Ali Şir Nevâî Nesâyim ul-muhabbet eserinde yazdığına göre, Hâkim Ata’nın adı Süleyman olup, Hoca Ahmed Yesevî’nin mürididir. Rivayete göre, okula gidip gelirken, genç Süleyman diğer öğrenci çocuklar gibi Kur’an-ı Kerîm'i boynuna asmaz, eliyle altından tutarak hürmetle başında taşır, talim aldığı mektebe de sırtını dönmezdi. Yüzünü mektebe, sırtını eve dönmüş olarak eve giderdi. Onun bu hâli Ahmed Yesevi hazretlerinin hoşuna gider, hocası ve anne babasının rızasını aldıktan sonra Süleyman’ı Kur’ân-ı Kerim okutmak için yanına alır, böylece Yesevî hazretlerine talebe oldu. Yine bir gün Hoca Ahmed yemek pişirmek için talebelerini odun toplamaya yaylaya gönderir. Yağmur yağdığı için herkesin odunu ıslanır, fakat Hâkim Ata odunları elbisesine sararak getirdiği için kuru kalmıştı. Bunu gören Hoca Ahmed “evladım, hikmetli iş yaptın, bundan sonra ismin Hâkim olsun, der. Ondan sonra Hâkim ismi Hocasından miras kalır. Bu iltifattan sonra Hâkim Ata hikmetli şiirler söylemeye başlamıştır (Nevâî: 2001: 422).

Hâkim Ata Süleyman Bakırganî, Ahmed Yesevî’nin başlattığı Hikmet geleneğini devam ettiren arif bir şairdir. Eserlerini “Süleyman”, “Kul Süleyman”, “Süleyman Bakırganî”, “Hâkim”, “Hâkim Süleyman”, “Hâkim Hoca”, “Hâkim Hoca Süleyman” gibi mahlasları kullanarak kaleme almıştır. Dili de öz Türkçedir. Bugüne kadar onun şu eserleri ulaşmıştır: Bakırgan Kitabı, Mirac-name, İmam-ı Azam Kıssası, Bibi Meryem Kıssası, Ahir-zaman Kıssası.

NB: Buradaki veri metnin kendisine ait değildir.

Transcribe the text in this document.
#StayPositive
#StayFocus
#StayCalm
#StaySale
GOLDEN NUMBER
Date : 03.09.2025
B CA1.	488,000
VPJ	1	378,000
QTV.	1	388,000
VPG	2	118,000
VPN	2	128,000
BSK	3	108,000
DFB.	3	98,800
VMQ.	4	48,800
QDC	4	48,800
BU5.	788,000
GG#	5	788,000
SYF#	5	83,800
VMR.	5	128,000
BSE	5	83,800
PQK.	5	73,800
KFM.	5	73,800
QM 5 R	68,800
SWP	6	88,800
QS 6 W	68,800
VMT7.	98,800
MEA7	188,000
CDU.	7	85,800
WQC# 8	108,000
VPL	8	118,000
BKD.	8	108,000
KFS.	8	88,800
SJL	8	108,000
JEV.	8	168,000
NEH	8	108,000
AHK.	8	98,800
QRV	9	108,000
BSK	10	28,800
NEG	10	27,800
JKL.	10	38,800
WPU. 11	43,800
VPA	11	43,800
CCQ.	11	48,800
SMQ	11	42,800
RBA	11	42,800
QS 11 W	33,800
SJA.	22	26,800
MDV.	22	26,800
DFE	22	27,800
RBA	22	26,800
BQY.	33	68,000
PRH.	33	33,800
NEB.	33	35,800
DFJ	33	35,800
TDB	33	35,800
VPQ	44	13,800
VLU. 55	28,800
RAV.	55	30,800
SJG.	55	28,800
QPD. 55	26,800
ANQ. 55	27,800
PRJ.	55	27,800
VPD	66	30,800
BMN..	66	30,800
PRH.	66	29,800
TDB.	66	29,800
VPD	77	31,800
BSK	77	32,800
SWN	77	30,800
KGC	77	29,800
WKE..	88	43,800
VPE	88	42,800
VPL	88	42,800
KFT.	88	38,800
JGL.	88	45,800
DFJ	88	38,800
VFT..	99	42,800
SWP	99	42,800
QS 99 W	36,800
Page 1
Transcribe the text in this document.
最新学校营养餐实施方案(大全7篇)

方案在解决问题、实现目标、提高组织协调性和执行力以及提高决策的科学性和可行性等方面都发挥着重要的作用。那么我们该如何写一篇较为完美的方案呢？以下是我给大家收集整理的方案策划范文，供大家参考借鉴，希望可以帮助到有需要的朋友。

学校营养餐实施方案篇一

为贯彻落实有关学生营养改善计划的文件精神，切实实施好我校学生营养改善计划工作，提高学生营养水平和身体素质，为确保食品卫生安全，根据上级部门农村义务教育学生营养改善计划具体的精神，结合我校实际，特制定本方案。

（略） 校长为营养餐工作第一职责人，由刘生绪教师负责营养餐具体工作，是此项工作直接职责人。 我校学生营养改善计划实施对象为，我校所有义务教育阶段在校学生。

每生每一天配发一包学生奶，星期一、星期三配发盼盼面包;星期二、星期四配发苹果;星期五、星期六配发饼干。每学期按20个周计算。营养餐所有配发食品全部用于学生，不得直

Bakırgan Kitabı 1877, 1848, 1901 yıllarında Kazan'da basılmıştır. 1991 yılında Özbek âlimleri İbrahim Hakkul ve Seyfeddin Refiddin tarafından Bakırgan Kitabı Kiril alfabesiyle yayımlanmıştır. Onun içerisinde gazeller, hikmetler, kasideler yer almaktadır. Bakırgan Kitabı'ndaki şiirler esasen ahlaki-eğitimsel, dinî-tasavvufi konularda olup, insanlığın kaderi ve manevi olgunluğun faziletlerinden bahsedilir. Bundan dolayı onun şiirleri Fahreddin Ali Safi’nin tabiriyle “Türkistan’da bilinmiş ve tanınmıştır”, “faydalı nefesleri” (sözleri)ne insanlar saygı duymuşlar, her zaman değer vermişlerdir. Meselâ, onun şu hikmeti da manidarlığıyla kıymetlidir:

Hâkim Ata Süleyman Bakırganî’nin edebî mirası hacim açısından zengindir. Nitekim eserleri arasında en görkemlilerinden İmam-ı Azam kıssası'nda da şair sosyal hayattaki adaletin en önemli esasları olan insan hakları, helale riayet, haramdan kaçınmak, adil hüküm vermek gibi konular üzerinde önemle durmaktadır. Orta Asya Müslümanlarının bin senedir amel ettikleri Hanefilik mezhebinin kurucusu olan İmamı Azam Ebu Hanife Numan bin Sabit hazretlerinin hayatıyla ilgili bu kıssa didaktik edebiyatımız tarihinde ahlaki-terbiyevi öneme sahip olmasıyla da ayrı bir değer taşır.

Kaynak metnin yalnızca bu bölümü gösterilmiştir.